By Andrea Shalal
WASHINGTON, April 9 (Reuters) - International Monetary Fund chief Kristalina Georgieva on Thursday said the global lender expected near-term demand for IMF financial support to rise to between
$20 billion to $50 billion as result of spillovers from the war in the Middle East.
Georgieva said the now-paused war was testing the global economy, with a 13%-cut in the daily flow of the world's oil and a 20%-cut in liquefied natural gas triggering a supply shock that had sent energy prices soaring, while disrupting supply chains.
In prepared remarks ahead of next week's meetings of the IMF and World Bank, Georgieva said the war had prompted the Fund to cut its global growth forecast, echoing a message she shared with Reuters on Monday.
U.S. President Donald Trump on Tuesday announced a two-week ceasefire with Iran, but Israel's continued bombardment of Lebanon threatens to derail talks to forge a permanent peace.
"Even in a best case, there will be no neat and clean return to the status quo ante," Georgieva said.

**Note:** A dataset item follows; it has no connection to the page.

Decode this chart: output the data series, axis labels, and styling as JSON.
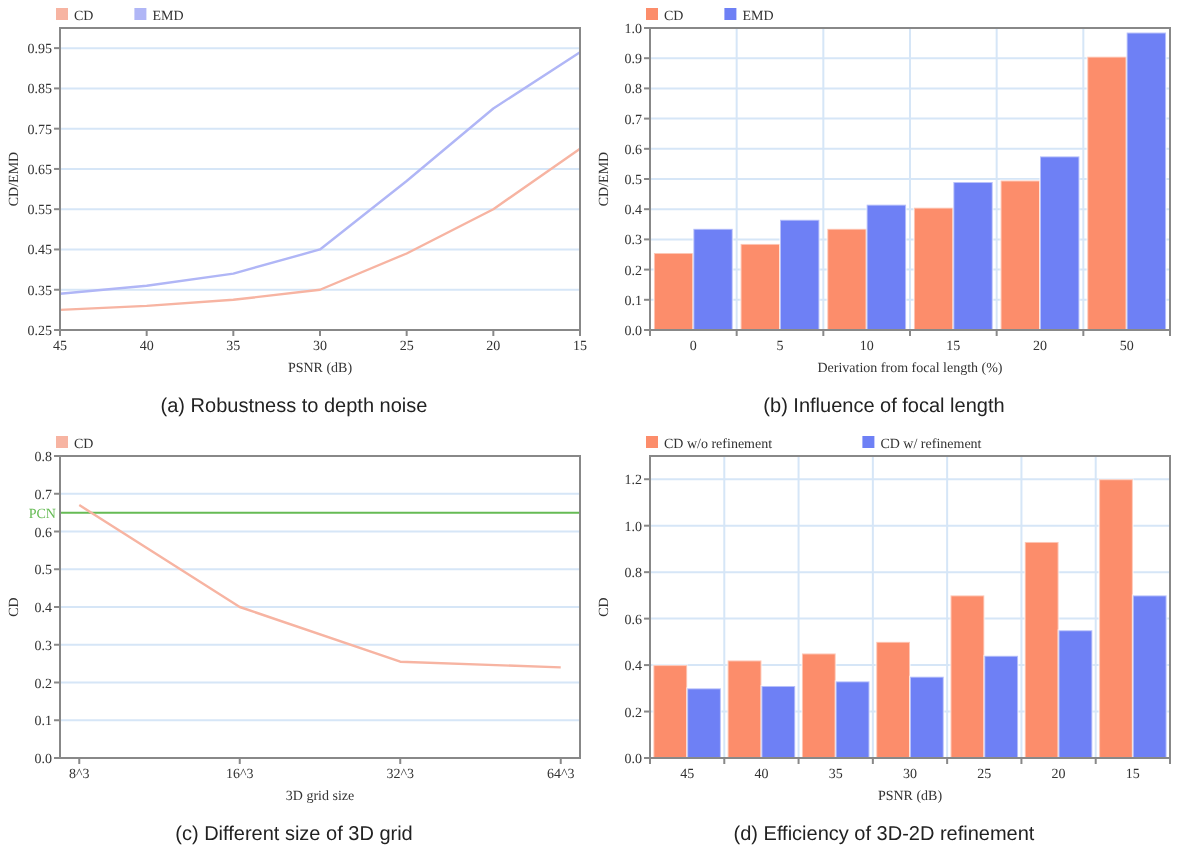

Qatar's Ras Laffan complex, which produces 93% of the Gulf's LNG, for instance, had been shut since March 2 and could take three to five years to return to full capacity.
"The fact is, we don't truly know what the future holds for transits through the Strait of Hormuz, or for that matter, for the recovery of regional air traffic," she added. "What we do know is that growth will be slower - even if the new peace is durable."
The conflict, which began on February 28, would have ripple effects for some time, Georgieva said, including oil refinery shutdowns and refined product shortages that were disrupting transportation, tourism and trade.
Another 45 million people would face food insecurity, bringing the total number of people in hunger to over 360 million. Supply chain disruptions would also continue, given industrial dependencies on inputs such as sulphur, helium for chip-making and naptha for plastics.
GROWTH FORECAST DOWNGRADEDThe IMF will release a range of scenarios in its World Economic Outlook next week, going from a relatively swift normalization to a scenario that saw oil and gas prices remaining much higher for much longer, Georgieva said.
Even the most hopeful scenario, she said, involved a growth downgrade due to infrastructure damage, supply disruptions, losses of confidence and other scarring effects.
In January, the IMF had forecast global growth of 3.3% in 2026 and 3.2% in 2027.
Next week's meetings, which will bring together thousands of finance officials from all over the world, will focus on how to weather the shock of the war, and how the IMF can help its member countries in need, Georgieva said.
She said the IMF was well-resourced and could scale up balance of payments support through existing programs, and additional countries were expected to request aid. She did not identify any specific countries seeking help.
The expected surge in funding requests comes on top of $140 billion in existing programs before the war, an IMF official said.
Between May 2024 and March 2025, the IMF approved over $36 billion in new lending, according to a study by Boston University.
Georgieva warned that the energy supply shock was already driving up short-run inflation expectations, although longer-run expectations had not budged.
Financial conditions had already tightened, but in an orderly manner, and some easing was now evident.
The broader impact would depend on whether the ceasefire held and resulted in a lasting peace, and how much damage the war left in its wake, Georgieva said.
COUNTRIES SHOULD NOT GO IT ALONE
Georgieva cautioned that a demand adjustment was unavoidable, but cautioned countries against adopting export controls, price controls and other measures that could further upset global conditions.
"I appeal to all countries to reject go-it-alone actions," she said. "Don't pour gasoline on the fire."
Georgieva said there was value in watching and waiting, but central banks should "step in firmly with rate hikes" if inflation expectations threatened to break anchor and trigger an inflationary spiral.
She noted that many countries were putting in place conservation measures, including limits on private vehicle use and remote work. Most countries had avoided untargeted tax cuts or energy subsidies, and the IMF was working actively with countries to ensure any measures remained temporary.
Adding deficit-funded stimulus now would increase the burden on monetary policy and amplify the rise in benchmark yield curves, further driving up the cost of debt.
Public debt was generally much higher than 20 years ago, Georgieva said, urging countries to move decisively to rebuild their financial buffers after this shock after years of failing to do so.
Even before the war, global public debt was projected to rise to about 100% of gross domestic product by 2029, its highest level since 1948.